Chaque étape a un coût environnemental. En les additionnant, le référentiel permet d’obtenir une vision globale et surtout actionnable de l’impact d’une campagne.
Pour affiner les calculs, le modèle s’appuie sur des données de référence issues notamment de l’ADEME, comme la base NegaOctet. Poids des fichiers, taux d’ouverture, type de réseau ou encore localisation des infrastructures : autant de variables qui influencent l’empreinte finale. Et pour rester opérationnel, même en contexte imparfait, le dispositif intègre des valeurs par défaut.
Un tableau de bord plus précis pour être plus efficace et plus sobre
Mais mesurer ne suffit pas. L’ambition est aussi de transformer les pratiques. Car derrière cet outil technique se dessine une évolution plus profonde du marketing digital : l’intégration de la contrainte environnementale dans les décisions quotidiennes.
Une marque doit-elle, par exemple, envoyer une campagne à toute une base ou affiner son ciblage ? Peut-elle alléger ses visuels au risque de perdre en impact créatif ? A-t-elle intérêt à réduire la pression marketing afin de limiter les envois inutiles ? Toutes ces questions peuvent trouver une partie de leurs réponses dans le nouveau référentiel.
En croisant les indicateurs de performance aux données environnementales, les équipes marketing et CRM disposent désormais d’un nouveau tableau de bord qui les aidera à réconcilier efficacité commerciale et sobriété numérique.
Une dynamique collective
L’autre particularité de cet outil est qu’il est le fruit d’un travail collectif réunissant l’ensemble des acteurs de l’écosystème. Plateformes technologiques, agences, experts carbone et grandes marques, parmi lesquelles Adobe for Business, ediware, Ellisphere, Orange, Prisma Media, Cofidis ou Galeries Lafayette… Tous ont contribué à son élaboration.

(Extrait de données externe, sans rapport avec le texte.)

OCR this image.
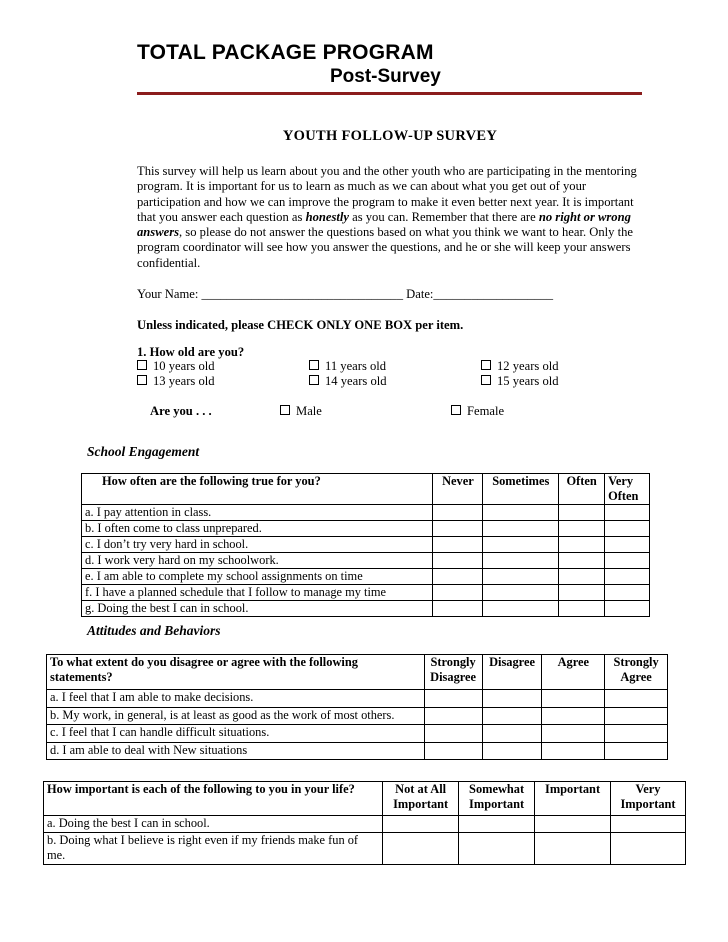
TOTAL PACKAGE PROGRAM
Post-Survey
YOUTH FOLLOW-UP SURVEY
This survey will help us learn about you and the other youth who are participating in the mentoring program. It is important for us to learn as much as we can about what you get out of your participation and how we can improve the program to make it even better next year. It is important that you answer each question as honestly as you can. Remember that there are no right or wrong answers, so please do not answer the questions based on what you think we want to hear. Only the program coordinator will see how you answer the questions, and he or she will keep your answers confidential.
Your Name: ________________________________ Date:___________________
Unless indicated, please CHECK ONLY ONE BOX per item.
1. How old are you?
10 years old	11 years old	12 years old
13 years old	14 years old	15 years old
Are you . . .	Male	Female
School Engagement
How often are the following true for you?	Never	Sometimes	Often	Very Often
a. I pay attention in class.				
b. I often come to class unprepared.				
c. I don’t try very hard in school.				
d. I work very hard on my schoolwork.				
e. I am able to complete my school assignments on time				
f. I have a planned schedule that I follow to manage my time				
g. Doing the best I can in school.				
Attitudes and Behaviors
To what extent do you disagree or agree with the following statements?	Strongly Disagree	Disagree	Agree	Strongly Agree
a. I feel that I am able to make decisions.				
b. My work, in general, is at least as good as the work of most others.				
c. I feel that I can handle difficult situations.				
d. I am able to deal with New situations				
How important is each of the following to you in your life?	Not at All Important	Somewhat Important	Important	Very Important
a. Doing the best I can in school.				
b. Doing what I believe is right even if my friends make fun of me.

Cette co-construction garantit une méthodologie ancrée dans la réalité des usages et suffisamment robuste pour s’imposer comme standard.

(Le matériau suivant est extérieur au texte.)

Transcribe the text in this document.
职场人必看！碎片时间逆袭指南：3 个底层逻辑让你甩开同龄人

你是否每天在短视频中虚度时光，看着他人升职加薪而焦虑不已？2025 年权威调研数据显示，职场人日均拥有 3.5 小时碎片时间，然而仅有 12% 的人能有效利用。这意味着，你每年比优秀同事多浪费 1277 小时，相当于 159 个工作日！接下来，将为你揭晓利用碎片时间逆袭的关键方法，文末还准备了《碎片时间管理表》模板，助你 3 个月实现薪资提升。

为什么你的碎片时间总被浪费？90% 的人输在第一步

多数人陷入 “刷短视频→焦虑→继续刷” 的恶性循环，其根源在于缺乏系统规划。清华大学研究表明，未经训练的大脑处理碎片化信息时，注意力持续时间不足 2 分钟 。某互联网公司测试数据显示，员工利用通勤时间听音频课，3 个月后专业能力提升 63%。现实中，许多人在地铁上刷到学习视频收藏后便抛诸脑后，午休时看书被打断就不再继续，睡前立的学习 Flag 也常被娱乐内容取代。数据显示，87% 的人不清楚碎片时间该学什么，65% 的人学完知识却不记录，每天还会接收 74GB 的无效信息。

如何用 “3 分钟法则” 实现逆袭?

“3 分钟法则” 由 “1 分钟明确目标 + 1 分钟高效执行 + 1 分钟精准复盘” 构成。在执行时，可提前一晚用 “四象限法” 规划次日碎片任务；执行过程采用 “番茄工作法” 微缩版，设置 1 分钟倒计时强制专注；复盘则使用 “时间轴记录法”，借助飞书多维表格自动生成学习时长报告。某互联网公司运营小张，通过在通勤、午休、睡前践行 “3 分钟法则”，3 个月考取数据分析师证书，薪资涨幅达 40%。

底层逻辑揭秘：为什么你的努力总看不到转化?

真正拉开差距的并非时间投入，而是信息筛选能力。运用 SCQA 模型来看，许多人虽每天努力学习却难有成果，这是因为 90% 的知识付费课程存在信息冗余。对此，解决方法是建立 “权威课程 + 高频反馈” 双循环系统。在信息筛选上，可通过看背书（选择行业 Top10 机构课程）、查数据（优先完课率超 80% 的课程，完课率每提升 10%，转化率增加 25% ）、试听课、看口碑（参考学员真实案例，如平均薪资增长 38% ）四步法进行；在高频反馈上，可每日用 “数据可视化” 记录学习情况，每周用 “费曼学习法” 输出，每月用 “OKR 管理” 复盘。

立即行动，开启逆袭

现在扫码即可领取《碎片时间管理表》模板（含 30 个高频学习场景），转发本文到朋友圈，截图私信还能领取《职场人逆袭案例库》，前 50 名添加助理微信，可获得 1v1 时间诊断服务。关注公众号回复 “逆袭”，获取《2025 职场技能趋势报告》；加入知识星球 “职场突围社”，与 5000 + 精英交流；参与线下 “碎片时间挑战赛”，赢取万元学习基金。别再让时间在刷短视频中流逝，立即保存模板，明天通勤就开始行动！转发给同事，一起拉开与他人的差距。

« Travailler aux côtés de l’Alliance Digitale a été déterminant pour aboutir à un référentiel solide. La co‑construction avec les plateformes e-mailing, les routeurs, les agences, les expertes et experts de la mesure carbone et les marques utilisatrices a permis d’ancrer ce travail dans les réalités du terrain, confirme Sophie Roosen, Directrice Marque et Impact de l’Union des Marques. Cette diversité de regards était indispensable pour construire un modèle fiable et partagé. »
L’initiative s’inscrit dans un mouvement plus large de transformation du secteur publicitaire. Après l’affichage et la publicité digitale, l’e-mailing devient à son tour un terrain d’innovation en matière de mesure carbone.

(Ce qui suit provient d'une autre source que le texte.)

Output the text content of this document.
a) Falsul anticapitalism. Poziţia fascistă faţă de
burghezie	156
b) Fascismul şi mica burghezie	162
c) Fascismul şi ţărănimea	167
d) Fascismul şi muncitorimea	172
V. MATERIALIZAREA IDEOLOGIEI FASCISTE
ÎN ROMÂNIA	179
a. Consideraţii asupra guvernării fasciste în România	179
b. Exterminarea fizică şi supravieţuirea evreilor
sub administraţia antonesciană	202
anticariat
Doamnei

Car si l’impact d’un e-mail pris isolément reste modeste, son volume colossal en fait un levier stratégique. En structurant sa mesure, les acteurs du marché se donnent -enfin- les moyens d’agir concrètement.
Un outil gratuit à dupliquer pour mieux mesurer son impact (et donc le réduire)
Disponible dès à présent et bientôt intégré à la plateforme OneFrame, le référentiel s’accompagne d’un calculateur permettant de simuler différents scénarios. Une étape supplémentaire vers un marketing piloté non seulement par la performance, mais aussi par la responsabilité.
Dans un univers numérique en pleine expansion, la question n’est plus de savoir si le marketing doit devenir durable, mais comment et à quelle vitesse.